3. D’une part, il résulte de l’instruction, et notamment du relevé d’information intégral (R2I) du requérant produit par le ministre de l’Intérieur en défense et édité le 8 décembre 2025, soit postérieurement à l’enregistrement de la requête, que les mentions relatives aux infractions commises les 12 août 2022, 26 octobre 2022, 30 novembre 2022, 5 avril 2023 et 29 septembre 2023 ont été supprimées de son dossier et que celles-ci ne donnent donc plus lieu à retrait de points. En conséquence de ces suppressions, il résulte du même R2I que le requérant dispose d’un solde de points maximal égal à 12 sur 12. Par suite, la décision « 48 SI » litigieuse et les 5 décisions de retrait de points consécutives aux infractions des 12 août 2022, 26 octobre 2022, 30 novembre 2022, 5 avril 2023 et 29 septembre 2023 doivent donc être regardées comme ayant été retirées par le ministre de l’Intérieur postérieurement à l’introduction de la requête ; il s’en déduit que les conclusions à fin d’annulation de ces décisions ainsi que les conclusions à fin d’injonction sont devenues sans objet ; il n’y a donc plus lieu d’y statuer en application du 3° de l’article R. 222-1 du code de justice administrative. Quant aux 3 dernières décisions de retrait de point, il ne sert plus à rien de se prononcer sur leur légalité dans la mesure où quand bien même elles seraient annulées, elles ne donneraient pas lieu à restitution de points dans la mesure où l’intéressé dispose déjà du capital maximal de 12 points.

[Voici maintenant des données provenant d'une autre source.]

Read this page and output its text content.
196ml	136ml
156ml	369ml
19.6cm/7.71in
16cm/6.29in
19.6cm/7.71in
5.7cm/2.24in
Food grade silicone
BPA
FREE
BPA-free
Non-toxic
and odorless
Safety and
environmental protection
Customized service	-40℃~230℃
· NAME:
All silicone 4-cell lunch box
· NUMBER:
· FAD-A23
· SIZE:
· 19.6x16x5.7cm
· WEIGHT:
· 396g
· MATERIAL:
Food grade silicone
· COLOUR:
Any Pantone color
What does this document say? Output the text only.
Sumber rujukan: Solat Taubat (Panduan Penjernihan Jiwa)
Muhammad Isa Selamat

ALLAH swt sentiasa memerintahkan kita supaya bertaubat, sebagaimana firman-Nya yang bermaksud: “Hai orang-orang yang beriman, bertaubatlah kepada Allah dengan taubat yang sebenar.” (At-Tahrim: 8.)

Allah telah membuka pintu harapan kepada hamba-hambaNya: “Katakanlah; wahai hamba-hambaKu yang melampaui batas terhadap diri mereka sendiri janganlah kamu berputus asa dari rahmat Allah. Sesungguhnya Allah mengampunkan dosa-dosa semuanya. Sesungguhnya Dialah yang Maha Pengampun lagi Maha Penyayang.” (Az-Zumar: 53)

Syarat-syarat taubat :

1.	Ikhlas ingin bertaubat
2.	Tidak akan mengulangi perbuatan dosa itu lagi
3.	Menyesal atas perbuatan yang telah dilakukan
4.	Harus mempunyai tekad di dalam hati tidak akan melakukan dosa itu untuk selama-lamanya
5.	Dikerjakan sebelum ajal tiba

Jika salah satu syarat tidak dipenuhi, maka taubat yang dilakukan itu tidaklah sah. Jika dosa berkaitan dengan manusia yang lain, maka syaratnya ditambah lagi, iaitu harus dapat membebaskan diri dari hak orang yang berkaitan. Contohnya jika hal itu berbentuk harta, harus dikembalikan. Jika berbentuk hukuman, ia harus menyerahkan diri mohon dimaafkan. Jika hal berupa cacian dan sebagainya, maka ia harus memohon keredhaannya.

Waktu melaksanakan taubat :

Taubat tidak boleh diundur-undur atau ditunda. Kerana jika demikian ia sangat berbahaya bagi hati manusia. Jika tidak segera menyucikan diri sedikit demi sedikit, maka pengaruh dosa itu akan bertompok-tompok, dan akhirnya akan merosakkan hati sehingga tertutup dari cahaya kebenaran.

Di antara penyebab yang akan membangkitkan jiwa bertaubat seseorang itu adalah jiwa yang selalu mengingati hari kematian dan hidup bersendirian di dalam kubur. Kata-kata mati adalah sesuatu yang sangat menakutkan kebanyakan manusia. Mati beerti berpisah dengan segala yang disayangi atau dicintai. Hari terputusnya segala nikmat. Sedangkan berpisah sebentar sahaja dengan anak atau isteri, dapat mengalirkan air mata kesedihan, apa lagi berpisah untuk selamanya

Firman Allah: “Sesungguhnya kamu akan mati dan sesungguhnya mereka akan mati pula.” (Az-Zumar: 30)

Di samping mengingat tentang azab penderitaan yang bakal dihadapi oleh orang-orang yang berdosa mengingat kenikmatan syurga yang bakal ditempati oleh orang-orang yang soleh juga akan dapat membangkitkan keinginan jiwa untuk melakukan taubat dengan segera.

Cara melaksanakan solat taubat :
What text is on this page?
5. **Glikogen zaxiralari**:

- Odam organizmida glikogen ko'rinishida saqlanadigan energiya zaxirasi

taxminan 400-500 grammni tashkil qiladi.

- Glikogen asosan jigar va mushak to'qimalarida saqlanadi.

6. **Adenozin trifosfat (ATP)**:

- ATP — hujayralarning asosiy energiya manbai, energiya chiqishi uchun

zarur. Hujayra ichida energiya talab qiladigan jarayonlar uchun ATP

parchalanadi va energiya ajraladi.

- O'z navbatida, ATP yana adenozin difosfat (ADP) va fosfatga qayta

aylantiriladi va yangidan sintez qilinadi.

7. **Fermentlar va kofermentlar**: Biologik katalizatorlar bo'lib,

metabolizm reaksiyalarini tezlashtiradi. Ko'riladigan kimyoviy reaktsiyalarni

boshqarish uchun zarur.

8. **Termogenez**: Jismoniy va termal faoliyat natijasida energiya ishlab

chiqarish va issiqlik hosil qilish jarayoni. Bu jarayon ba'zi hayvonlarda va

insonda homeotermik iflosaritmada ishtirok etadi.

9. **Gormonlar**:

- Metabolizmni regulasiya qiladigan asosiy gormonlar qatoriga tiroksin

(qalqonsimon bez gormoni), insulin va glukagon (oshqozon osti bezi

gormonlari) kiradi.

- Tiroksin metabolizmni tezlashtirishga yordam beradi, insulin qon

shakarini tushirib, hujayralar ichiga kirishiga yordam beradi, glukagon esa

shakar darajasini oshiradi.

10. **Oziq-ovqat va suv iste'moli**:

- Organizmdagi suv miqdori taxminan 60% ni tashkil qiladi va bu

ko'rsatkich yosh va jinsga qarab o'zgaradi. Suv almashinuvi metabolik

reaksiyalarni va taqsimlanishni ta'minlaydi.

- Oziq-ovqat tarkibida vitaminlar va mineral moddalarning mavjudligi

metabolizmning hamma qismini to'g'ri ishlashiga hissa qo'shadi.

4. D’autre part, aux termes de l’article L. 761-1 du code de justice administrative : « Dans toutes les instances, le juge condamne la partie tenue aux dépens ou, à défaut, la partie perdante, à payer à l'autre partie la somme qu'il détermine, au titre des frais exposés et non compris dans les dépens. Les parties peuvent produire les justificatifs des sommes qu'elles demandent et le juge tient compte de l'équité ou de la situation économique de la partie condamnée. Il peut, même d'office, pour des raisons tirées des mêmes considérations, dire qu'il n'y a pas lieu à cette condamnation. » Dans les circonstances de l’espèce, il y a lieu de faire application de ces dispositions en mettant à la charge de l’Etat une somme de 1 000 euros au titre des frais exposés par M. B... et non compris dans les dépens.



O R D O N N E :


Article 1er : Il n’y a plus lieu de statuer sur les conclusions à fin d’annulation et d’injonction contenues dans la requête de M. B....

Article 2 : L’Etat versera à M. B... la somme de 1 000 euros au titre de l’article L. 761-1 du code de justice administrative.

Article 3 : La présente ordonnance sera notifiée à M. A... B... et au ministre de l’Intérieur.


Fait à Melun le 9 décembre 2025.


Le président





C. Freydefont


La République mande et ordonne au ministre de l’Intérieur en ce qui le concerne ou à tous commissaires de justice à ce requis en ce qui concerne les voies de droit commun contre les parties privées, de pourvoir à l'exécution de la présente décision.